Constraints and gotchas

  • $type<T>(), $error<T>(), and ndjson.$type<T>() are compile-time-only type contracts. Rouzer does not re-validate handler return values at the server boundary.
  • NDJSON support is for response streams; request bodies still use the existing JSON body schema path.
  • Declared $error<T>() responses are JSON responses. Use a custom Response for non-JSON error payloads.
  • Routes that use a response plugin fail fast if the matching client or router plugin is not registered.
  • Pathname route patterns expect an absolute client baseURL.
  • Resource and action keys are API names only; paths come from the pattern strings passed to http.resource(...) and action helpers.
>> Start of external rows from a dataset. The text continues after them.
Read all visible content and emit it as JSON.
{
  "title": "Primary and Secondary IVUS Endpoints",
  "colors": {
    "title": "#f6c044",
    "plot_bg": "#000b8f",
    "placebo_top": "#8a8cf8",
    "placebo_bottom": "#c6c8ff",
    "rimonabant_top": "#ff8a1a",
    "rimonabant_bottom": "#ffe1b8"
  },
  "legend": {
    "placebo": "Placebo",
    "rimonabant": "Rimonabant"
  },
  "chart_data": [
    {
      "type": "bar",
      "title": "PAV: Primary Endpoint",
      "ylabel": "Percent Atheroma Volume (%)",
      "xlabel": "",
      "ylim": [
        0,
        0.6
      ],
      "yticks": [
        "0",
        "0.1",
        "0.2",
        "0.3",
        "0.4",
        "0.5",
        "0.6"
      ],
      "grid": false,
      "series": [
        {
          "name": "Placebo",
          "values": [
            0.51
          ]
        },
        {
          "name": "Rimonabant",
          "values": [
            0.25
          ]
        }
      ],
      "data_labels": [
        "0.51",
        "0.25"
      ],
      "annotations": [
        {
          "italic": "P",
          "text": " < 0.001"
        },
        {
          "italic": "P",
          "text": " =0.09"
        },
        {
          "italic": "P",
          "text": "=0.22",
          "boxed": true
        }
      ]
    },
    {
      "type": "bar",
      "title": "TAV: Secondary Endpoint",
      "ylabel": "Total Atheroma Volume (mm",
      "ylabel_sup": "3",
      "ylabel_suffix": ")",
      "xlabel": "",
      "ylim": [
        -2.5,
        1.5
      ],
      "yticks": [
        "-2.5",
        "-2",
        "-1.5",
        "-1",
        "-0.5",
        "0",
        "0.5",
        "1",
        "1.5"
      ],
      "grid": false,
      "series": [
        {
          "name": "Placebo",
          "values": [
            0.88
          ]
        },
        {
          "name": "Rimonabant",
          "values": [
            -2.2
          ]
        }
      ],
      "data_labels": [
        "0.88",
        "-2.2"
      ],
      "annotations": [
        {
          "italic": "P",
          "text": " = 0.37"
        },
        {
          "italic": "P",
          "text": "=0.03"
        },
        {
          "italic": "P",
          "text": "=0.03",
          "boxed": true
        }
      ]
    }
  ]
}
  • Extra RequestInit fields in route args, such as signal or credentials, are forwarded by createClient; method and body are reserved for Rouzer's action metadata and validated call arguments. Use route args or client defaults for request headers.
  • The HTTP action API has no ALL fallback route. Declare explicit actions for supported methods.
  • Rouzer does not automatically set Access-Control-Allow-Credentials; set it in your handler when credentialed cross-origin requests need it.